Which brings us to the top part of the lantern. The larger tube on the right in the picture is the air tube, which brings fresh air up to the mixing chamber (the curved part at the top). The smaller tube that sticks into the air tube is the generator. This is where the fuel gets heated by the lit lantern and turned into a vapor that will burn more efficiently than a liquid. The down leg of the mixing chamber ends in a round metal ring with a groove in it for attaching the "mantle".

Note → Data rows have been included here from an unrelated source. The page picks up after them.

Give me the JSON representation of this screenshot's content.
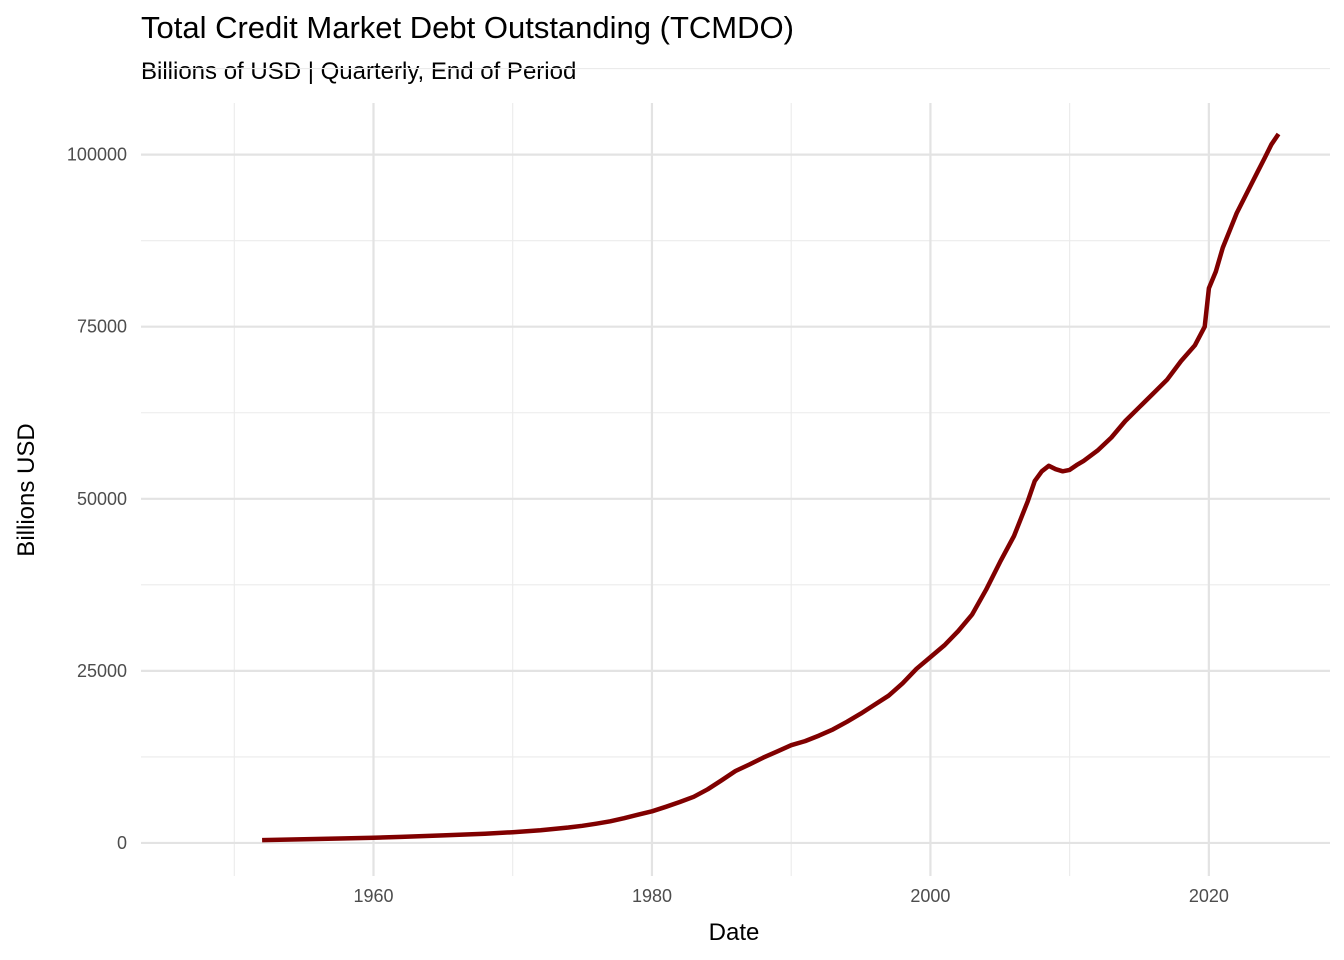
{
  "chart_data": {
    "type": "line",
    "title": "Total Credit Market Debt Outstanding (TCMDO)",
    "subtitle": "Billions of USD | Quarterly, End of Period",
    "xlabel": "Date",
    "ylabel": "Billions USD",
    "xlim": [
      1943.3,
      2028.7
    ],
    "ylim": [
      -4800,
      107500
    ],
    "x_ticks": [
      1960,
      1980,
      2000,
      2020
    ],
    "x_tick_labels": [
      "1960",
      "1980",
      "2000",
      "2020"
    ],
    "y_ticks": [
      0,
      25000,
      50000,
      75000,
      100000
    ],
    "y_tick_labels": [
      "0",
      "25000",
      "50000",
      "75000",
      "100000"
    ],
    "grid": true,
    "legend": "none",
    "series": [
      {
        "color": "#800000",
        "x": [
          1952.0,
          1955,
          1958,
          1960,
          1962,
          1965,
          1968,
          1970,
          1972,
          1974,
          1975,
          1976,
          1977,
          1978,
          1979,
          1980,
          1981,
          1982,
          1983,
          1984,
          1985,
          1986,
          1987,
          1988,
          1989,
          1990,
          1991,
          1992,
          1993,
          1994,
          1995,
          1996,
          1997,
          1998,
          1999,
          2000,
          2001,
          2002,
          2003,
          2004,
          2005,
          2006,
          2007,
          2007.5,
          2008,
          2008.5,
          2009,
          2009.5,
          2010,
          2010.5,
          2011,
          2012,
          2013,
          2014,
          2015,
          2016,
          2017,
          2018,
          2019,
          2019.7,
          2020.0,
          2020.5,
          2021,
          2021.5,
          2022,
          2023,
          2023.5,
          2024,
          2024.5,
          2025.0
        ],
        "y": [
          420,
          550,
          660,
          770,
          880,
          1100,
          1350,
          1560,
          1850,
          2250,
          2500,
          2800,
          3150,
          3600,
          4100,
          4600,
          5250,
          5950,
          6700,
          7800,
          9100,
          10450,
          11400,
          12400,
          13300,
          14200,
          14800,
          15600,
          16500,
          17600,
          18800,
          20100,
          21400,
          23200,
          25300,
          27000,
          28700,
          30800,
          33200,
          36800,
          40800,
          44600,
          49700,
          52600,
          54000,
          54800,
          54300,
          54000,
          54200,
          54900,
          55500,
          57000,
          58900,
          61300,
          63300,
          65300,
          67300,
          70000,
          72300,
          75000,
          80600,
          83000,
          86500,
          89000,
          91500,
          95500,
          97500,
          99500,
          101500,
          103000
        ]
      }
    ]
  }
}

Just as a wick in a candle or oil lamp carries the fuel to where it will burn, a mantle in a pressurized-fuel lantern/lamp serves to contain the flame and put out light due to the chemicals it has been treated with. They used to be treated with Thorium Dioxide which is a low-energy alpha emitter. The Thorium salt produces light (fluoresces) from the heat of the flame and boosts the light output beyond what the flame itself is capable of producing.

(Yes, some mantles are radioactive. They emit alpha particles, which are the lowest energy form of radioactivity that exists --they can't penetrate a sheet of paper or more than a few inches of air, let alone the glass globe of the lamp. Naturally-occurring granite emits more radiation than mantles. Don't eat them and you'll be fine. )

Mantles come in a couple of styles, usually tie-on or clip-on. The tie-on style is more versatile as it will fit more styles of lamps.


The top cap and carrying handle finish off the assembly. The carrying handle is spring steel and the ends hook into holes on the lantern frame through holes in the top cap. The cap is designed to drop down over the holes in the frame, so it's easy to tell when you have it in the right position to insert the handle ends.

A word of warning:
  • When the lantern is lit and running, the top cap will get extremely hot. 
  • If you leave the handle sticking straight up when you set the lantern down, the handle will also get hot. 
  • Make it a habit to always turn the handle down when you're not actually carrying the lantern to avoid getting burned. 
  • Keep children and fools away from lanterns that are lit or are cooling down, since the glass globe and top end will be hot enough to cause up to third-degree burns.


Since this style of lantern has been in production for almost a hundred years, with tens of millions of them made, it is likely that you may have one or may find one after TSHTF. Knowing how they operate and being able to get one to produce light is good to know, and knowledge is one prep that you'll always have with you.